Nipple Health During and After Breastfeeding
Breastfeeding is a wonderful way to feed and bond with your baby, but our nipples can become damaged as we meet the demands of our hungry bundle of joy.
Thankfully, there are some simple tips to keep your nipples healthy during and after breastfeeding to avoid serious infections and complications.
Impacts of breastfeeding on nipples
While breastfeeding has many physical benefits—like helping mothers recover quickly from childbirth—nipples tend to take quite a bit of abuse during the first few months as both baby and mother adjust to a feeding schedule and milk production.
Some of the most common impacts of breastfeeding are sore or cracked nipples, breast engorgement, and pain or tenderness from pumping or improper nipple latching. In more serious cases, engorgement can become mastitis, a painful infection caused by blocked milk ducts, which can impact your ability to feed your baby.
Understanding proper nipple care is a process that begins during pregnancy and is essential to preventing complications throughout your breastfeeding journey—for both your health and the health of your baby.
Radio and TV personality Jessica Hall gets candid about her life as a new mom, including learning how to control leaking during breastfeeding. Watch the full interview here.
Preparing to breastfeed
Once your baby is born, that's when the hard work begins. What happens during the first 72 hours after delivery can help reinforce breastfeeding for your baby or make breastfeeding more difficult. It's important that your nursing staff understands your breastfeeding plans.
As an example, if the nurses caring for your baby know your ultimate intention is to breastfeed, they may feed your baby sugar water from a bottle or give your baby a pacifier to hold them over until you are able to lactate. While this is well-intentioned, it is much easier for a baby to feed themselves with a synthetic nipple than a mother's nipple. As a result, your baby can then prefer being bottle-fed over breastfeeding, or have trouble switching from one to the other, an issue called nipple confusion.
While it's not guaranteed that your baby will refuse to breastfeed, it can happen, and that can be very discouraging for a first-time mother.
Before you begin feeding your baby, you'll also want to know how to make the process as successful as possible. This includes knowing what positions to hold your baby in while nursing, and how often to pump in order to encourage milk production while still giving your nipples enough rest.
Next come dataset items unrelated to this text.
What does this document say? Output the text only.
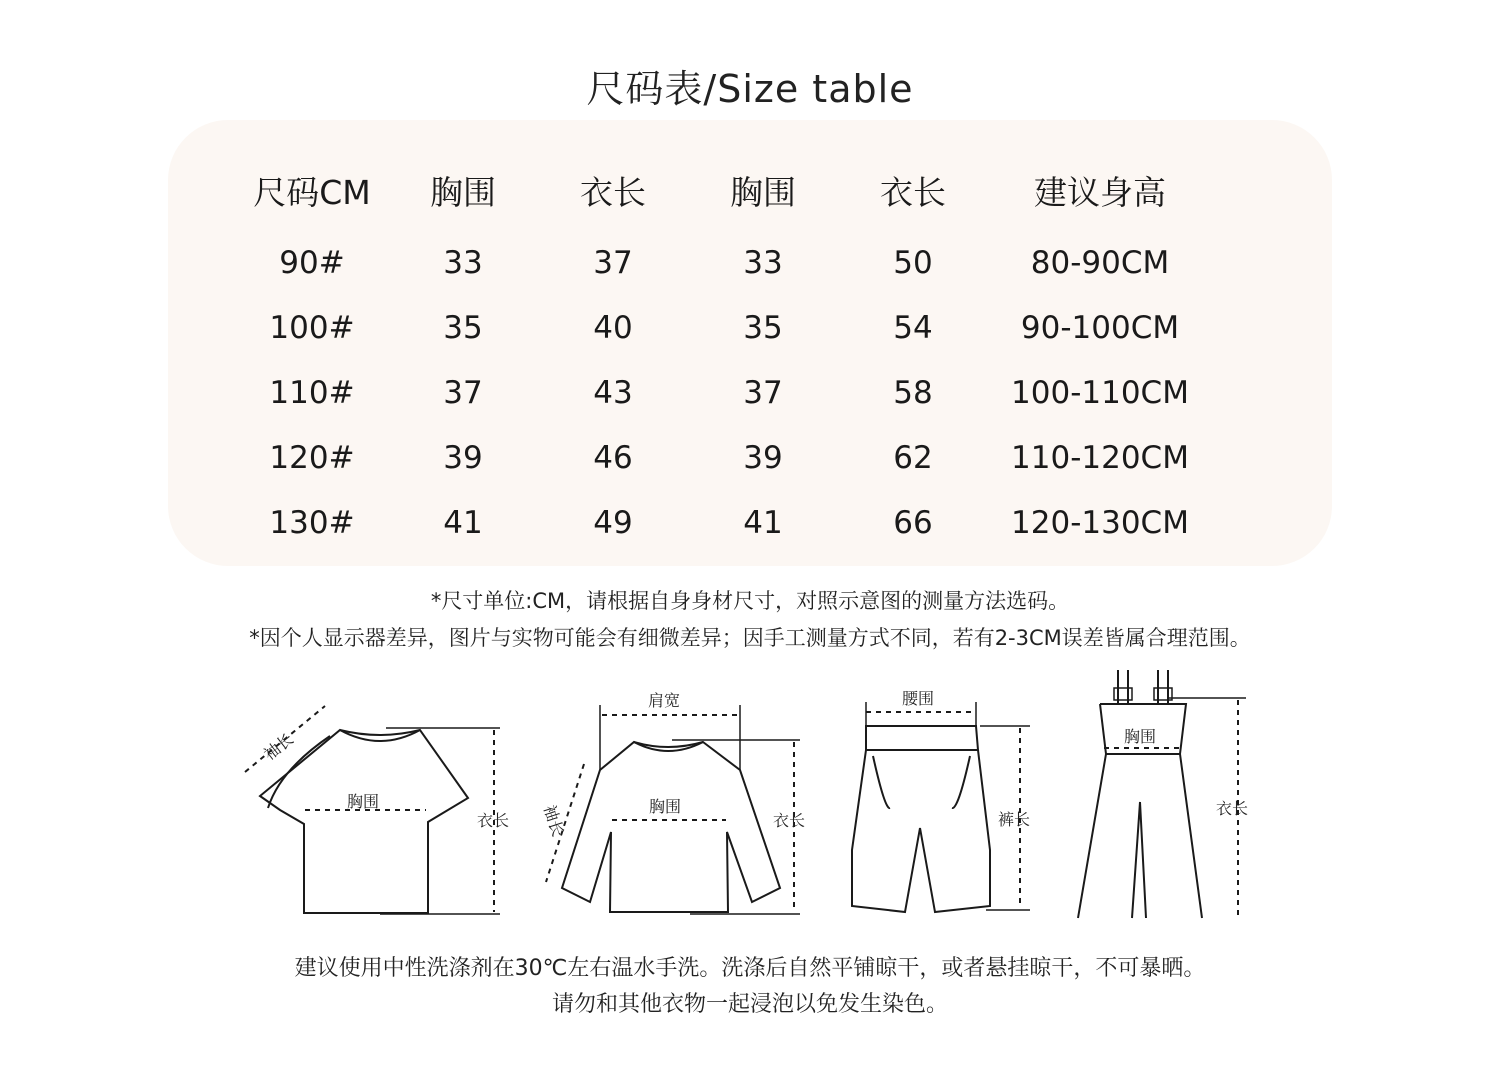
尺码表/Size table
尺码CM	胸围	衣长	胸围	衣长	建议身高
90#	33	37	33	50	80-90CM
100#	35	40	35	54	90-100CM
110#	37	43	37	58	100-110CM
120#	39	46	39	62	110-120CM
130#	41	49	41	66	120-130CM
*尺寸单位:CM，请根据自身身材尺寸，对照示意图的测量方法选码。
*因个人显示器差异，图片与实物可能会有细微差异；因手工测量方式不同，若有2-3CM误差皆属合理范围。
胸围
衣长
袖长
肩宽
胸围
衣长
袖长
腰围
裤长
胸围
衣长
建议使用中性洗涤剂在30℃左右温水手洗。洗涤后自然平铺晾干，或者悬挂晾干，不可暴晒。
请勿和其他衣物一起浸泡以免发生染色。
Nipple health during and after breastfeeding
Once you begin breastfeeding, it's important to take care of your nipples before and after every feeding to ensure the delicate nipple tissue does not become cracked or sore. Breastfeeding can be a pleasant bonding experience for both mother and baby, but you should ensure that you take the following precautions to prevent complications.
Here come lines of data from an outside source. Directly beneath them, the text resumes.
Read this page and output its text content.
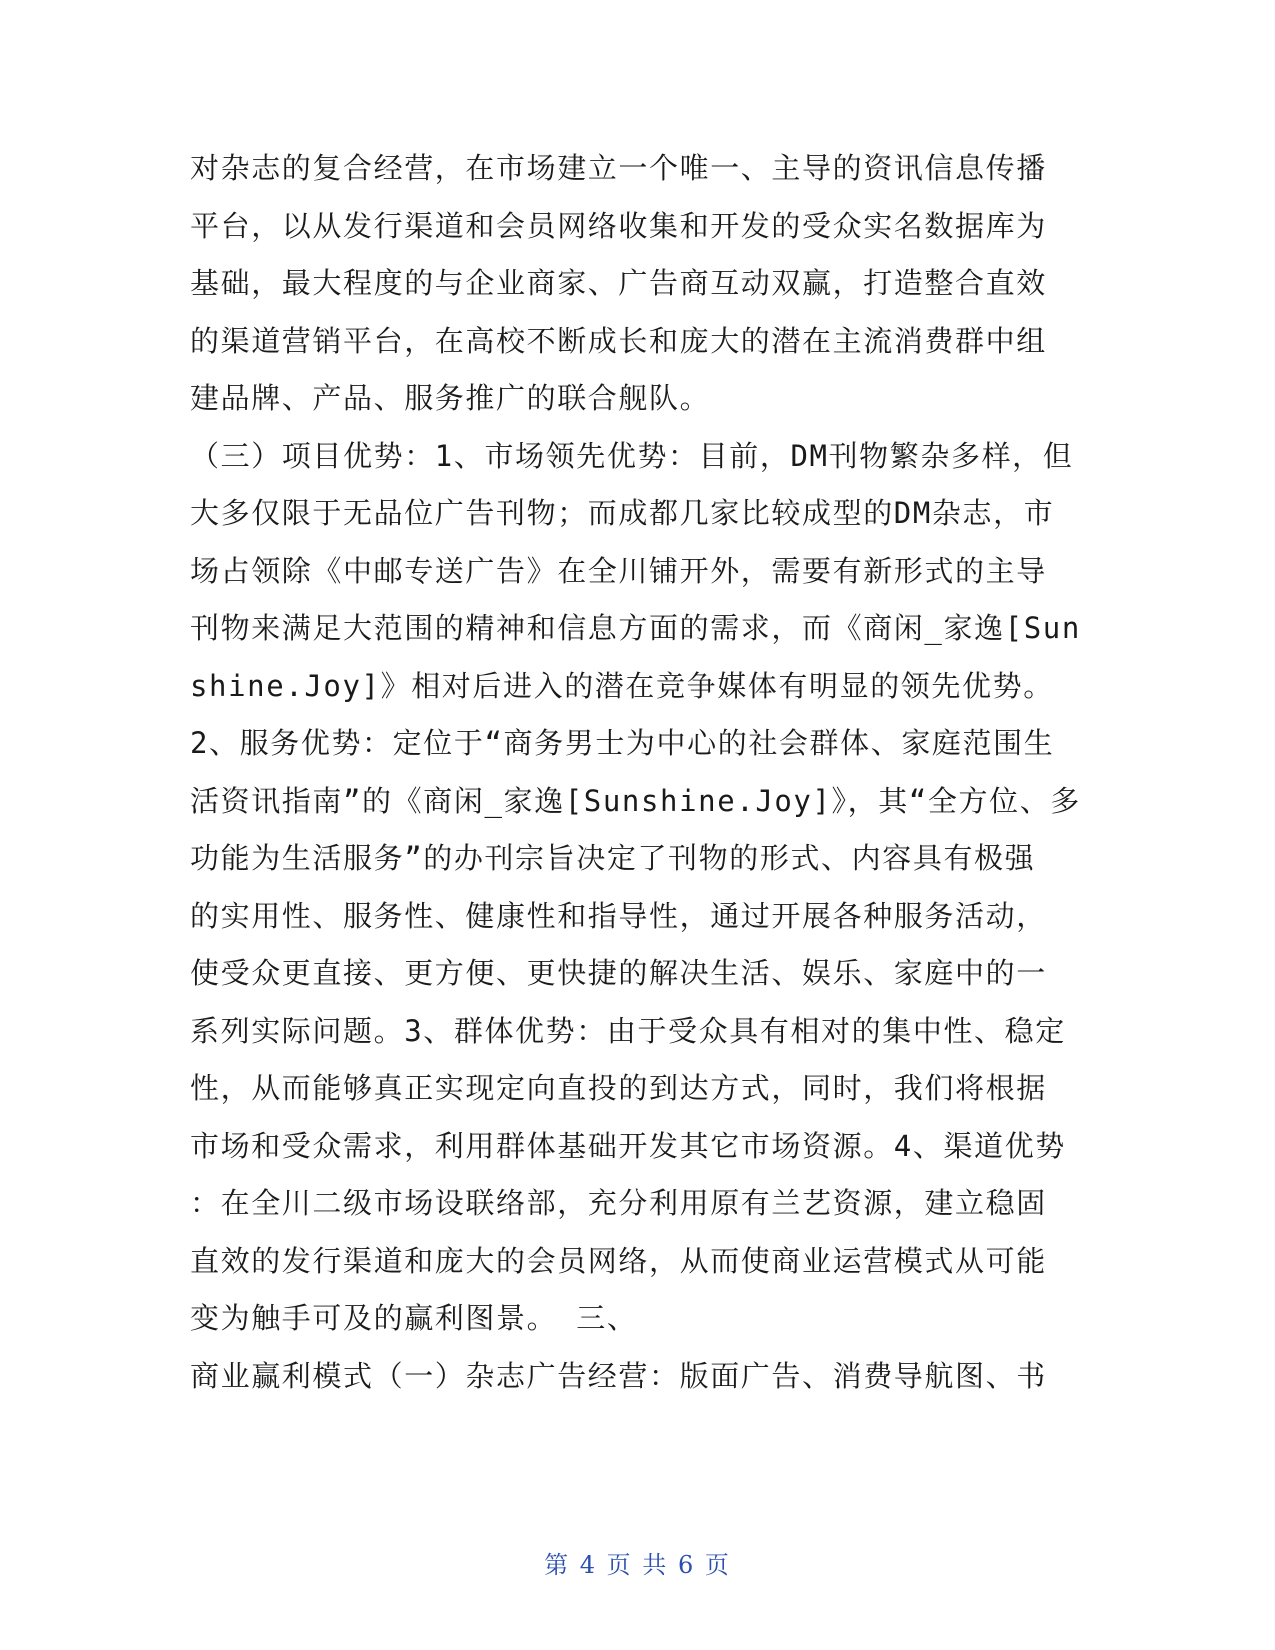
对杂志的复合经营，在市场建立一个唯一、主导的资讯信息传播
平台，以从发行渠道和会员网络收集和开发的受众实名数据库为
基础，最大程度的与企业商家、广告商互动双赢，打造整合直效
的渠道营销平台，在高校不断成长和庞大的潜在主流消费群中组
建品牌、产品、服务推广的联合舰队。
（三）项目优势：1、市场领先优势：目前，DM刊物繁杂多样，但
大多仅限于无品位广告刊物；而成都几家比较成型的DM杂志，市
场占领除《中邮专送广告》在全川铺开外，需要有新形式的主导
刊物来满足大范围的精神和信息方面的需求，而《商闲_家逸[Sun
shine.Joy]》相对后进入的潜在竞争媒体有明显的领先优势。
2、服务优势：定位于“商务男士为中心的社会群体、家庭范围生
活资讯指南”的《商闲_家逸[Sunshine.Joy]》，其“全方位、多
功能为生活服务”的办刊宗旨决定了刊物的形式、内容具有极强
的实用性、服务性、健康性和指导性，通过开展各种服务活动，
使受众更直接、更方便、更快捷的解决生活、娱乐、家庭中的一
系列实际问题。3、群体优势：由于受众具有相对的集中性、稳定
性，从而能够真正实现定向直投的到达方式，同时，我们将根据
市场和受众需求，利用群体基础开发其它市场资源。4、渠道优势
：在全川二级市场设联络部，充分利用原有兰艺资源，建立稳固
直效的发行渠道和庞大的会员网络，从而使商业运营模式从可能
变为触手可及的赢利图景。 三、
商业赢利模式（一）杂志广告经营：版面广告、消费导航图、书
第 4 页 共 6 页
If your baby has trouble latching on to the nipple, you may want to prepare by using a nipple guard that can help stimulate the nipples before feeding. These shields can also be used when you first start breastfeeding, so your baby can practice latching without hurting your nipples. For an additional tip, when your baby latches, it's important to also include part of the areola (the darker skin surrounding the nipple). This will ensure that your baby is securely latched without straining the nipple.
Use warm water and let your skin air-dry, as using a towel to dry the area may irritate your skin, especially if you're prone to sensitivity.
After each feeding, it's important to practice preventive nipple care. You may want to clean and moisturize your nipples to prevent cracking. This is where many mothers make the mistake of using cleansers. Certain cleansers can actually dry out your skin and increase the chances of cracking. Instead, use warm water and let your skin air-dry, as using a towel to dry the area may irritate your skin, especially if you're prone to sensitivity.
If you feel like you need to moisturize, you can actually use your own breast milk for this purpose. A few drops on and around the nipple will moisturize and prevent cracking. The smell of breastmilk on your nipples will also encourage the baby's latching.
If you decide to use lotion, use a fragrance-free moisturizer specifically for breastfeeding. In addition, try using hydrogel pads to keep your skin moist and help prevent cracked skin.
Educate yourself on lactation
The most important advice for breastfeeding mothers is to ask for help. Breastfeeding can be difficult, especially the first time around, and new mothers, unfortunately, have to deal with the shaming and societal expectations that go along with motherhood all while being exhausted and sleep-deprived.
Don't be embarrassed if breastfeeding doesn't come naturally to you and your baby. Seek the help of a licensed lactation consultant who will help you and your baby overcome any obstacles without judgment, so you can enjoy all the benefits of natural baby care without the headaches.